BLAISE COMPAORÉ, President of Burkina Faso, said that due to their weak and fragile economies, African countries had borne the brunt of the economic and political consequences of the financial crisis. It was not fair for them to pay the price for a crisis in which they had played no real role in generating. He urged the creation of development partnerships that would rectify the wrongs of a failing global economic system.
In the aftermath of post-crisis talks, he welcomed the prospects of a more virtuous system of global governance that would lead to sustainable development for all States. It was crucial to boost aid to developing countries in order to ensure that the Millennium Development Goals were reached. On climate change, he said floods were becoming more frequent, citing a deadly and destructive event that had inundated Burkina Faso in September 2009.

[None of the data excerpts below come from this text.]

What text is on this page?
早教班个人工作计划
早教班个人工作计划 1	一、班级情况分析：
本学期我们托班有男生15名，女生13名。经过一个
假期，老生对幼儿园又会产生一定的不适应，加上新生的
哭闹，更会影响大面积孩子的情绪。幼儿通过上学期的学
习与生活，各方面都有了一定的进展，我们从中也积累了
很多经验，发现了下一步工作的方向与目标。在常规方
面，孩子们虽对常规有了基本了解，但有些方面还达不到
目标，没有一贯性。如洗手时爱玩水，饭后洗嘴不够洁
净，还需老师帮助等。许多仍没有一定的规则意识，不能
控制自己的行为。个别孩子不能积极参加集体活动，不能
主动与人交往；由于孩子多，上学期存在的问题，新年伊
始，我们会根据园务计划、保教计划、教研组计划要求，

It was crucial for States to take action as a matter of necessity to find appropriate solutions to climate fluctuations and global warming. In this regard, he thanked the international community for mobilizing to tackle those menacing issues and stressed that the upcoming Climate Summit in Copenhagen would be a prime opportunity to take bold decisions to protect people and the planet. He announced that next month, his country would host the Seventh World Forum of Sustainable Development, focused on “Climate Change, Mobility and Sustainable Prospects of Development”. That event would allow Africa, which had weaker means to adjust to the ramifications of climate change, to bolster its contribution to the global debate on the matter.

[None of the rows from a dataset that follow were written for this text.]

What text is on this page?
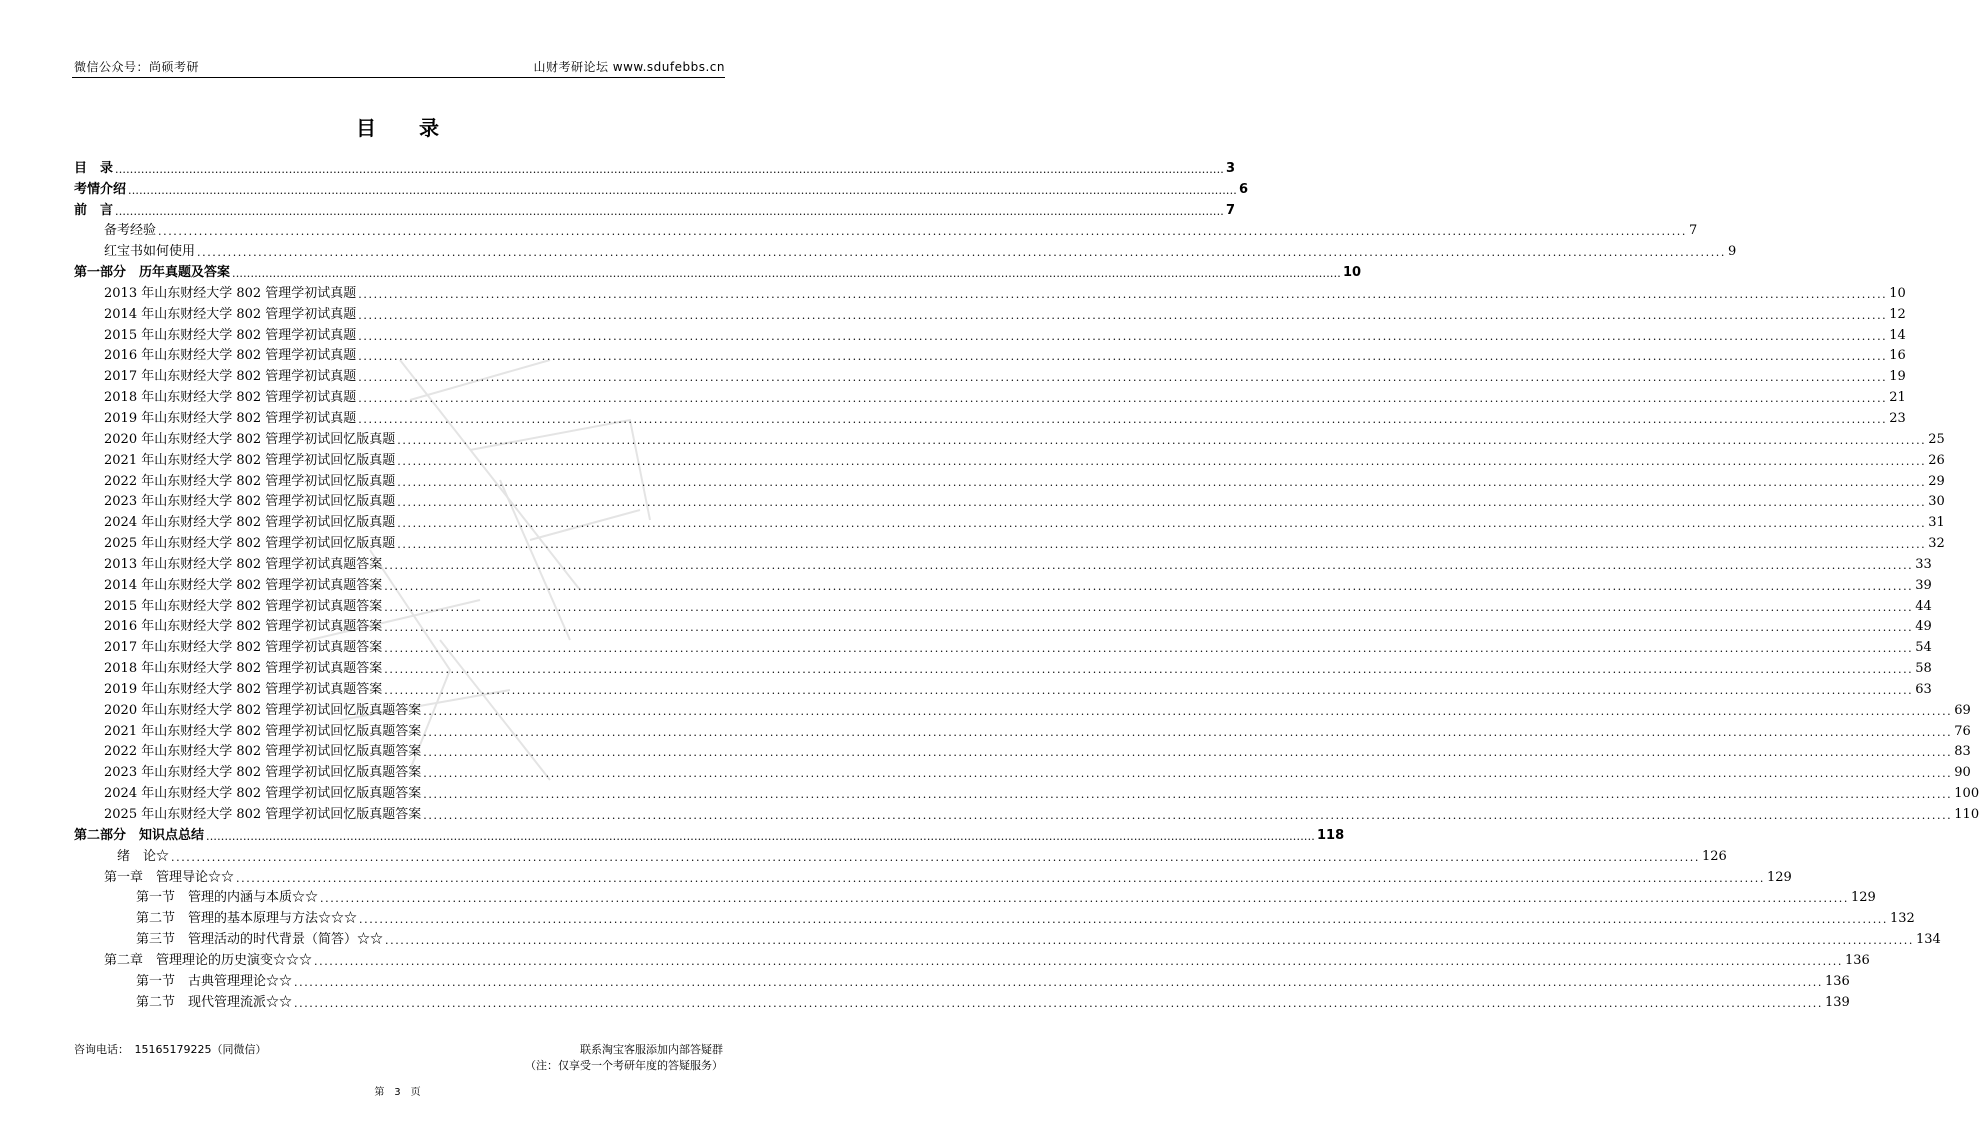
微信公众号：尚硕考研	山财考研论坛 www.sdufebbs.cn
目 录
目　录 ............................................................................................................................................................................................................................................................................................................ 3
考情介绍 ............................................................................................................................................................................................................................................................................................................ 6
前　言 ............................................................................................................................................................................................................................................................................................................ 7
备考经验 ............................................................................................................................................................................................................................................................................................................ 7
红宝书如何使用 ............................................................................................................................................................................................................................................................................................................ 9
第一部分　历年真题及答案 ............................................................................................................................................................................................................................................................................................................ 10
2013 年山东财经大学 802 管理学初试真题 ............................................................................................................................................................................................................................................................................................................ 10
2014 年山东财经大学 802 管理学初试真题 ............................................................................................................................................................................................................................................................................................................ 12
2015 年山东财经大学 802 管理学初试真题 ............................................................................................................................................................................................................................................................................................................ 14
2016 年山东财经大学 802 管理学初试真题 ............................................................................................................................................................................................................................................................................................................ 16
2017 年山东财经大学 802 管理学初试真题 ............................................................................................................................................................................................................................................................................................................ 19
2018 年山东财经大学 802 管理学初试真题 ............................................................................................................................................................................................................................................................................................................ 21
2019 年山东财经大学 802 管理学初试真题 ............................................................................................................................................................................................................................................................................................................ 23
2020 年山东财经大学 802 管理学初试回忆版真题 ............................................................................................................................................................................................................................................................................................................ 25
2021 年山东财经大学 802 管理学初试回忆版真题 ............................................................................................................................................................................................................................................................................................................ 26
2022 年山东财经大学 802 管理学初试回忆版真题 ............................................................................................................................................................................................................................................................................................................ 29
2023 年山东财经大学 802 管理学初试回忆版真题 ............................................................................................................................................................................................................................................................................................................ 30
2024 年山东财经大学 802 管理学初试回忆版真题 ............................................................................................................................................................................................................................................................................................................ 31
2025 年山东财经大学 802 管理学初试回忆版真题 ............................................................................................................................................................................................................................................................................................................ 32
2013 年山东财经大学 802 管理学初试真题答案 ............................................................................................................................................................................................................................................................................................................ 33
2014 年山东财经大学 802 管理学初试真题答案 ............................................................................................................................................................................................................................................................................................................ 39
2015 年山东财经大学 802 管理学初试真题答案 ............................................................................................................................................................................................................................................................................................................ 44
2016 年山东财经大学 802 管理学初试真题答案 ............................................................................................................................................................................................................................................................................................................ 49
2017 年山东财经大学 802 管理学初试真题答案 ............................................................................................................................................................................................................................................................................................................ 54
2018 年山东财经大学 802 管理学初试真题答案 ............................................................................................................................................................................................................................................................................................................ 58
2019 年山东财经大学 802 管理学初试真题答案 ............................................................................................................................................................................................................................................................................................................ 63
2020 年山东财经大学 802 管理学初试回忆版真题答案 ............................................................................................................................................................................................................................................................................................................ 69
2021 年山东财经大学 802 管理学初试回忆版真题答案 ............................................................................................................................................................................................................................................................................................................ 76
2022 年山东财经大学 802 管理学初试回忆版真题答案 ............................................................................................................................................................................................................................................................................................................ 83
2023 年山东财经大学 802 管理学初试回忆版真题答案 ............................................................................................................................................................................................................................................................................................................ 90
2024 年山东财经大学 802 管理学初试回忆版真题答案 ............................................................................................................................................................................................................................................................................................................ 100
2025 年山东财经大学 802 管理学初试回忆版真题答案 ............................................................................................................................................................................................................................................................................................................ 110
第二部分　知识点总结 ............................................................................................................................................................................................................................................................................................................ 118
　绪　论☆ ............................................................................................................................................................................................................................................................................................................ 126
第一章　管理导论☆☆ ............................................................................................................................................................................................................................................................................................................ 129
第一节　管理的内涵与本质☆☆ ............................................................................................................................................................................................................................................................................................................ 129
第二节　管理的基本原理与方法☆☆☆ ............................................................................................................................................................................................................................................................................................................ 132
第三节　管理活动的时代背景（简答）☆☆ ............................................................................................................................................................................................................................................................................................................ 134
第二章　管理理论的历史演变☆☆☆ ............................................................................................................................................................................................................................................................................................................ 136
第一节　古典管理理论☆☆ ............................................................................................................................................................................................................................................................................................................ 136
第二节　现代管理流派☆☆ ............................................................................................................................................................................................................................................................................................................ 139
咨询电话：　15165179225（同微信）	联系淘宝客服添加内部答疑群
（注：仅享受一个考研年度的答疑服务）
第　3　页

Turning to other matters, he said recurrent global conflicts posed a veritable threat to peace and international security, and hindered social and economic progress. Burkina Faso was gravely concerned at the situation in the Sudan’s western Darfur region, and reaffirmed its willingness to help the Sudan reach a peaceful settlement. The international community’s effort to pave the way for dialogue leading to a peace agreement between the two sides was indispensable. On Somalia, he said States must support that country’s Transitional Federal Government in its bid to restore security throughout the war-ravaged peninsula.
On Guinea and Madagascar, he called on political players to engage in constructive dialogue in order to return to constitutional order swiftly. He commended the African Union in its efforts to find solutions to troubled hot spots around the world. Elections in Guinea-Bissau were an example of how far the international community had succeeded in its bid to foster peace. In Côte d’Ivoire and Togo, the commitment of political actors meant that peace deals would be applied effectively.
He went on to say the proliferation of nuclear arms had posed a huge divisive threat to the international community for some years. Thanking United States President Barack Obama for successfully organizing and leading a Security Council meeting on disarmament and the non-proliferation of nuclear weapons, he said that event could jumpstart the movement towards a world without nuclear weapons, whereby nuclear power would be more for civil purposes. He urged for a cautious but determined approach to reforming the United Nations in general and the Security Council in particular, with a fairer representation of Member States, which would bolster the work of the Council and revitalize the General Assembly.